Seeking clarification, TorrentFreak contacted the offices of David Bravo, a Spanish lawyer who specializes in intellectual property rights. According to Spanish law, the reason why the Sharemula admins were acquitted was because in order to have committed a crime, direct profit must’ve been made from the actual dissemination of the copyright works. Since the site carried only links, any dissemination was carried out by the site’s users and not the site itself. In short, no crime was committed on Sharemula and bizarrely, no crime was committed on InfoPSP either.
So it begs the question; how on earth did the admin of InfoPSP get found guilty of criminal copyright infringement and sentenced to 6 months jail and fines of 4,900 euros?
The answer lies, unsurprisingly, with the complainants in the case – the Spanish Association of Publishers and Distributors Entertainment Software (ADESE) and the Spanish Videographic Union (UVE). Of course, file-sharing site admins being protected under Spanish law is the last thing these groups need. What they actually need is someone’s severed head displayed prominently on a pike in order to deter others, and a widely-reported 6 month jail sentence is ideal for reaching this aim.
To get the truth, lawyer David Bravo conducted an interview with KUVE, the convicted InfoPSP admin, which shines an awful lot of light on this issue – and pretty shocking it is too.
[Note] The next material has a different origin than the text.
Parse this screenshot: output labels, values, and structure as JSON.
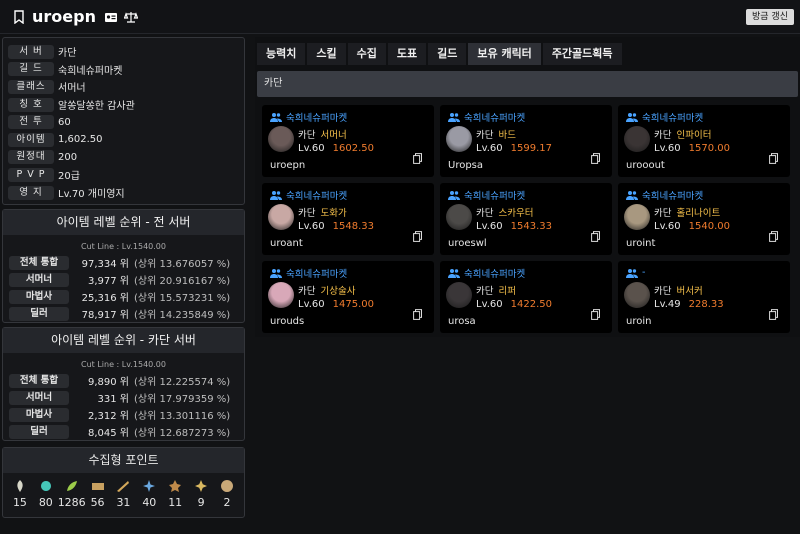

First off David asked Kuve if he’d ever carried any copyright material on the InfoPSP server;
“Absolutely not. The web server contained only the files needed for the operation of the forum,” explained Kuve. “Under no circumstances did we ever host any copyrighted works.”
David then asked Kuve if it was true that InfoPSP simply displayed links which were supplied by users of the site. “Indeed, the website was a forum where users could share a link to a file,” Kuve replied. “These links were torrents, hosting servers or file upload sites like Megaupload, Gigasize, Rapidshare etc.”
Kuve then went on to explain that he and his lawyer understood that all ongoing trials against similar sites (such as Sharemula) were resolved in the favor of the sites in the criminal courts. However, the threat of being chased by the complainants for damages through the civil courts was very real and the costs associated with this would have been too much for Kuve to cope with.
So a deal was done. Kuve would admit to being a criminal and accept the court’s decision with the assurance that he wouldn’t be chased through the civil courts by the plaintiffs. Kuve and his lawyer decided that it would make sense, financially at least.
“I am a student and therefore do not have the financial resources needed to hire a defense expert that could ensure results in the trial. Besides, continuing with the trial meant that the civil courts could convict me and I would be forced to pay financial compensation which I couldn’t cope with,” said Kuve.
“I would have loved to defend my interests to the end and it is for this that I wish all the people in my situation who can afford to stay and fight for something that affects us all, the best of luck.”
“The real news here is that a person has been found guilty of something that was not an offense under 100% of the judges who had resolved earlier identical cases,” says a concerned David Bravo.
Javier de la Cueva, a lawyer working with David, told TorrentFreak something that will be of interest to lawyers representing admins like Kuve in the future. Javier and David maintain a repository relating to Spanish court decisions on hyperlinking and release these documents under a CC-By License.
Thanks to this repository, any lawyer in Spain can use the documents to defend similar cases. The documents have already enabled lawyer Franciso José Andújar to successfully defend TVMix.